近期开始学习SSD算法啦,从拿到代码的茫然到最后可以跑通自己的代码(本人基础薄弱),已经非常非常开心喽~这篇文章主要介绍一下我的修改过程,以及我训练过程中遇到的问题,可以给大家避避坑,也方便我以后自己使用。那接下来就开始吧~另,在训练中参考的文章标明出处,如有侵权,请联系我删除:【数据集制作】VOC2007格式数据集制作和处理教程(Faster-RCNN模型标准输入)_AI小杨的博客-CSDN博客
近期开始学习SSD算法啦,从拿到代码的茫然到最后可以跑通自己的代码(本人基础薄弱),已经非常非常开心喽~这篇文章主要介绍一下我的修改过程,以及我训练过程中遇到的问题,可以给大家避避坑,也方便我以后自己使用。那接下来就开始吧~
另,在训练中参考的文章标明出处,如有侵权,请联系我删除:
【数据集制作】VOC2007格式数据集制作和处理教程(Faster-RCNN模型标准输入)_AI小杨的博客-CSDN博客
SSD pytorch训练自己的数据集(windows+colab) | 码农家园
SSD的pytorch实现训练中遇到的问题总结_userwarning: volatile was removed and now has no e-CSDN博客
1.数据集制作
这里介绍的是数据集从0到1的过程,如果你已经准备好了数据集,那就跳过这一部分吧~
1.1创建文件夹
在这里我用的是VOC2007格式的数据集,在开始制作数据集之前,需要在SSD工作目录里创建如下几个文件夹:
其中,Datacluster Fire and Smoke Sample是我所用的数据集名称(不用和我一致)
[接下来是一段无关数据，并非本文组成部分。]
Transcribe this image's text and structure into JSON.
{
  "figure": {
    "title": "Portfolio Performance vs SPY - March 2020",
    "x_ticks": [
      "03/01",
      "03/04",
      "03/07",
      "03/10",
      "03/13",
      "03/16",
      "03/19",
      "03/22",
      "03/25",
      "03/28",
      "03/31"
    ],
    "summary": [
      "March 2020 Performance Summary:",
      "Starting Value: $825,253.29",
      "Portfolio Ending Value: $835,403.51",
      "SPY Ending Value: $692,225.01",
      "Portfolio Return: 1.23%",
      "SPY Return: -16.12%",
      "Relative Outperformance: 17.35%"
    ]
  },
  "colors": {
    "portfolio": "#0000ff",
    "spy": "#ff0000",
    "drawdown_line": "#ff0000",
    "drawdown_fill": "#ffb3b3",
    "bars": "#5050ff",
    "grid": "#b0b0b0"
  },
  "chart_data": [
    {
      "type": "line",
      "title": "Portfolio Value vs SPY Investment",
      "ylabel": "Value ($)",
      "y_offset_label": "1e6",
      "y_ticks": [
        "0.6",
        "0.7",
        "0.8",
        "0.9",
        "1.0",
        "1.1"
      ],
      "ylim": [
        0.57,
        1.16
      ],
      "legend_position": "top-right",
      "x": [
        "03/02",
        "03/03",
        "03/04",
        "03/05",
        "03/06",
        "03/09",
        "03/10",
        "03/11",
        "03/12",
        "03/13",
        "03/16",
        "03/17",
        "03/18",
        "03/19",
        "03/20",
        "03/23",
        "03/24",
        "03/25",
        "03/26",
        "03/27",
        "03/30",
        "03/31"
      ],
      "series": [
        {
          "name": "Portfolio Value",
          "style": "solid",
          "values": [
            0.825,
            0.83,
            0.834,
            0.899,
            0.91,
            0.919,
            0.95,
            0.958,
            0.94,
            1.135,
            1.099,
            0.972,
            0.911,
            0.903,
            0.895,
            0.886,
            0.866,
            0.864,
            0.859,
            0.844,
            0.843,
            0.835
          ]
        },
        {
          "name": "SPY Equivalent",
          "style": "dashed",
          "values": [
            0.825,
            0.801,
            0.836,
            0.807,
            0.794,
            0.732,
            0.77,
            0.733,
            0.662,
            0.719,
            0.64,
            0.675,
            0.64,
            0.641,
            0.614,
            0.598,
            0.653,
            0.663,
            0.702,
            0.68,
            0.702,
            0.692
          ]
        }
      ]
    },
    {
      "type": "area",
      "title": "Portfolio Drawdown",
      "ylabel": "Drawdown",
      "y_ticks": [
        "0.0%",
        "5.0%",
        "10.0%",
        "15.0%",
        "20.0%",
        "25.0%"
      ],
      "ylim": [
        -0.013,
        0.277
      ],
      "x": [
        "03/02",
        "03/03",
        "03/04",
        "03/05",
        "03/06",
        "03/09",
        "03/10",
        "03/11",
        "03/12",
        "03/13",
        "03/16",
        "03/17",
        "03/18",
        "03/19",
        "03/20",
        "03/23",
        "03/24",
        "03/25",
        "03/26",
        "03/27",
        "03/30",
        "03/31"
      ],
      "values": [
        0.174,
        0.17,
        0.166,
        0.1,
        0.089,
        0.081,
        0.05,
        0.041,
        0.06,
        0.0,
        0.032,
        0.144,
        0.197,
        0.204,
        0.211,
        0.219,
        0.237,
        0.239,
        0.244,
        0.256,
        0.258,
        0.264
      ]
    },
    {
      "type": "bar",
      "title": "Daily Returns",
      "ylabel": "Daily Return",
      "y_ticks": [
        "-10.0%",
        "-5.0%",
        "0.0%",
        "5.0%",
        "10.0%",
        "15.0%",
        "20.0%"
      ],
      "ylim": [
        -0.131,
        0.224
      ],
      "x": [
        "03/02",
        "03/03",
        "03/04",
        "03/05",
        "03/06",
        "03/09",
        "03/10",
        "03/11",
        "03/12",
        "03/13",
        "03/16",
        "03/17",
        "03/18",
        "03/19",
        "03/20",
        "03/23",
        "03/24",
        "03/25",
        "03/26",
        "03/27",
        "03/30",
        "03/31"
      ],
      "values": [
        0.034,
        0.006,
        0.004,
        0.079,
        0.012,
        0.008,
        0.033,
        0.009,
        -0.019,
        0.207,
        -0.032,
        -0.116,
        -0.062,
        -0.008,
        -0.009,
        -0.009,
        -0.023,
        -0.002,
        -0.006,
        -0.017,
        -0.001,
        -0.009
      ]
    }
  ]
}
- Annotations:图片的标签文件,为xml文件
- JPEGImages:存放原图
- ImageSets:
- Main:
- test.txt:测试集
- train.txt:训练集
- trainval.txt:训练集和验证集
- val.txt:验证集
- Main:
1.2原图数据重命名
创建好相应的文件夹后,将原图放入JPEGImages文件夹中,由于获取的数据集名称杂乱,可以对原图数据进行重命名,脚本文件如下
import os
path = r"C:\Users\xxx\Desktop\VOC2007\JPEGImages"#JPEGImages文件夹所在路径
filelist = os.listdir(path) #该文件夹下所有的文件(包括文件夹)
count=0
for file in filelist:
print(file)
for file in filelist: #遍历所有文件
Olddir=os.path.join(path,file) #原来的文件路径
if os.path.isdir(Olddir): #如果是文件夹则跳过
continue
filename=os.path.splitext(file)[0] #文件名
filetype='.jpg' #文件扩展名
Newdir=os.path.join(path,str(count).zfill(6)+filetype) #用字符串函数zfill 以0补全所需位数
os.rename(Olddir,Newdir)#重命名
count+=1
1.3图像标注
数据集标注工具有很多,这里采用的与原文一致的标注工具:LabelImage,网站上有许多安装教程及使用方法,这里不再赘述,主要介绍几个可以简化操作的方法
- 默认保存地址:快捷键选择默认保存文件夹,使用快捷键Ctrl+r键,选择默认保存的文件夹为Annotation,这样就不用每次都选择文件夹保存了
- 设置默认标签值:如果标注的只有一个标签值,可以设置默认标签值,在标注工具的右上角
- 快捷键: w键选择标注,Ctrl+s键保存,a,d键可以快速切换上、下两张图片
1.4数据集划分
标注完之后,需要对Annotation中的文件进行数据集的划分,将其按照比例划分为训练集、测试集、验证集
import os
import random
trainval_percent = 0.9#验证集和训练集占的百分比
train_percent = 0.7#训练集占的百分比
xmlfilepath = r'C:\Users\xxx\Desktop\VOC2007\Annotations'#Annotation文件夹所在位置
txtsavepath = r'C:\Users\xxx\Desktop\VOC2007\ImageSets\Main'#ImageSets文件下的Main文件夹所在位置
total_xml = os.listdir(xmlfilepath)
num = len(total_xml)
list = range(num)
tv = int(num * trainval_percent)
tr = int(tv * train_percent)
trainval = random.sample(list, tv)
train = random.sample(trainval, tr)
#Main文件夹下所对应的四个txt文件夹路径
ftrainval = open(r'C:\Users\xxx\Desktop\VOC2007\ImageSets\Main\trainval.txt', 'w')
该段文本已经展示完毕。